Each would have their own reasons to do so. Each could gain significantly, yet there are significant drawbacks for at least two of them.
Modi, the former chief of Indian cricket's governing body (BCCI) is an intriguing, yet unlikely possibility.
He, of course, famously lost a defamation case against Cairns in the high Court of London, lost his control of Indian Cricket, including the cash-cow IPL, and was bankrupted.
His hatred of Cairns and the BCCI's suspended president N. Srinivasan, knows no bounds.
Yesterday, he printed six pages of a letter outlining Srinivasan's violation of the ICC's code of ethics. Earlier he posted on twitter: "Now we know. ICC is an organisation run by fixers and love them to take me to court for liable. I challenge you to do so. Game on boys".
If this were a Shakespeare tragedy, then he's the perfect fit, plotting and calculating his way back to power.
Yet there have to be doubts as to whether he'd have access to the anti-corruption testimony. Also, if he wants to rehabilitate himself into the upper echelons of cricket, destroying the trust of those he would have to work with would be a curious tactic.
At the time of writing, Modi had not replied to an email outlining the rumour that he is involved and asking him his thoughts on where the leak came from.
The ACSU has emerged as the most popular choice and, it seems, the most wrong. Perceived wisdom is that the ACSU, chaired by Sir Ronnie Flanagan, is under threat from the Big Three -- England, India and Australia -- who want more control over anti-corruption matters.
The ACSU costs too much money and lacks results (anti-corruption's biggest win, the jailing of Salman Butt, Mohammad Asif and Mohammad Amir, followed a fix in a Pakistan-England test match revealed by a newspaper sting).
This testimony, the theory went, would prove what an effective drill-down operation the ACSU was.
There are two major flaws with this argument. The ACSU has the most to lose from these stories. Their effectiveness is predicated on the idea that people come to them in confidence. Second, the leak could jeopardise the current investigation itself.
"I have confidence in the ICC anti-corruption unit. There are professional people involved. They have always operated independently of the politics in world cricket," New Zealand Players' Association boss Heath Mills told the Herald.
"With regards to the documents being in the public domain, my principal concern lies with who the ACSU were forced to share these statements within recent weeks."
One of the member boards who had the documents -- with England and India heading the list.
This is simply a power struggle. They not only want control of the ICC -- which member boards such as New Zealand Cricket have effectively given them licence to -- they want control of the independent anti-corruption unit.
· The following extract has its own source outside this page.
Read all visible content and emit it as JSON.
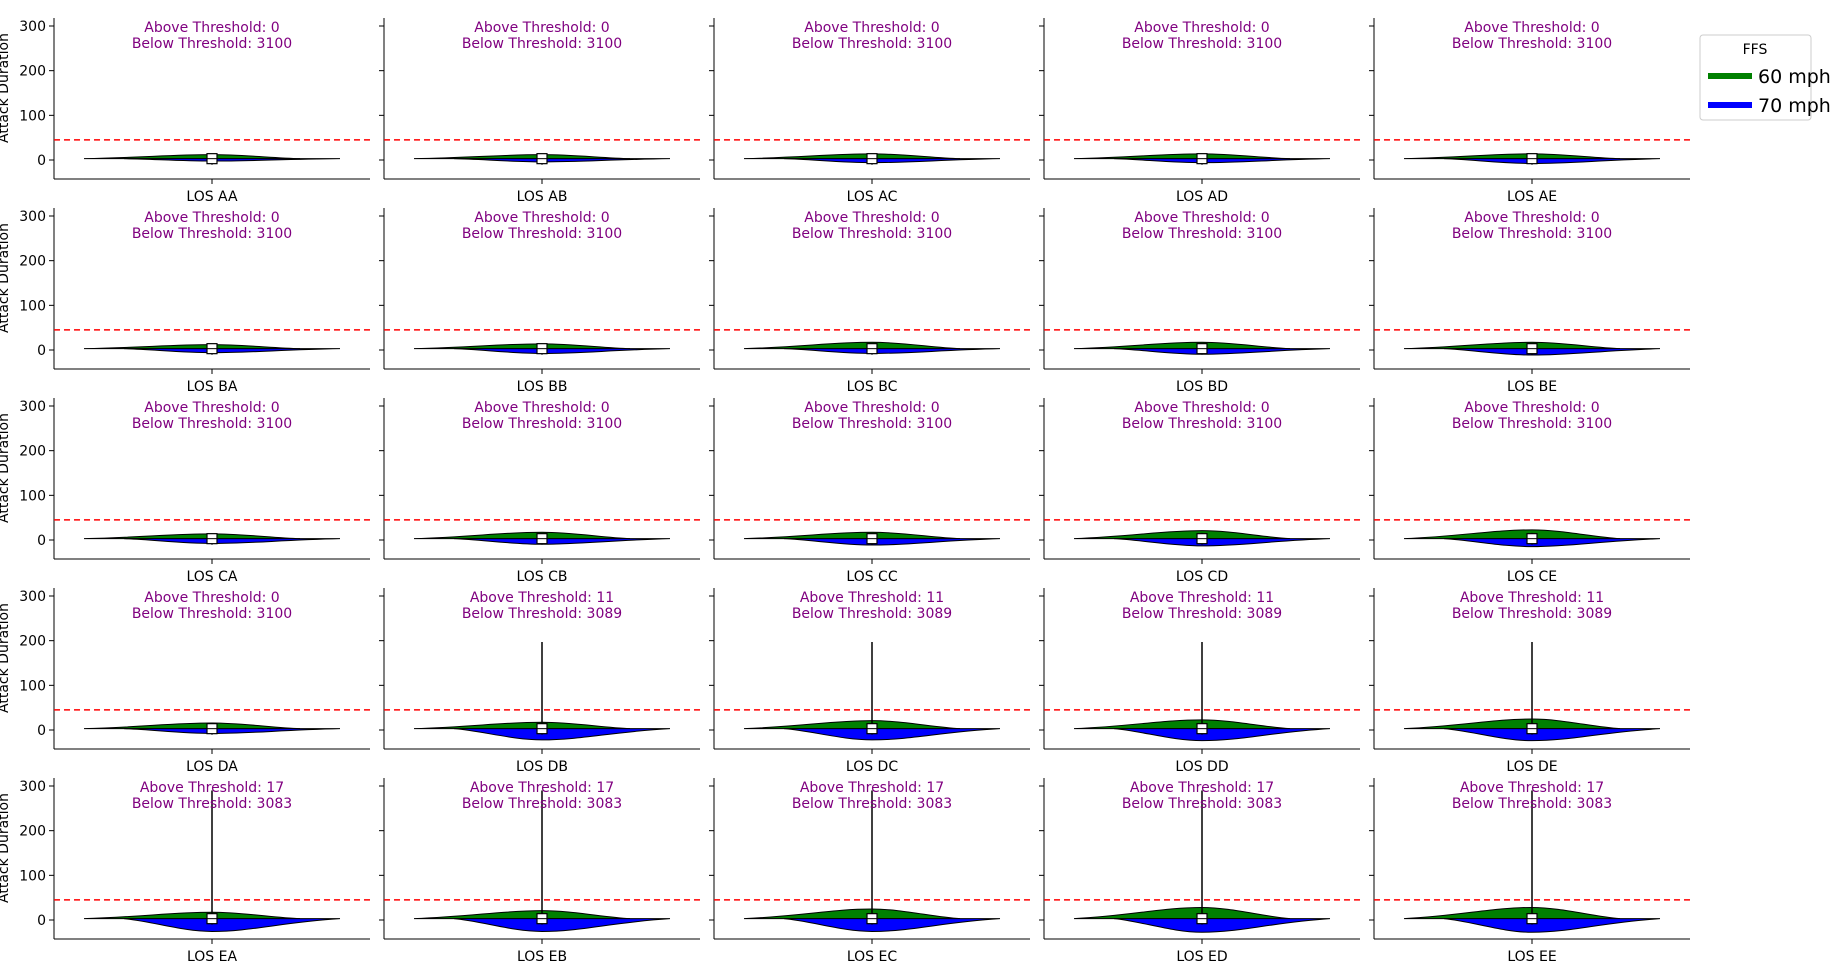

"It's not the way forward; all that's doing is making anti-corruption operate under the same structure as ICC members do currently, where everyone wants to have sovereignty and be masters of their own domain.
"Just like most decisions we see coming out of the ICC, we're then making anti-corruption work political and subject to potential interference."
It is in this world that Vincent et al are going to see their cases played out. They will become supporting actors only in a much bigger drama.
Cairns might be right.
While no defence for the acts he is alleged to have carried out as Player X, there are, in this beautiful yet chaotic sport, dark forces at play.
* The Herald has syndication rights to both organisations.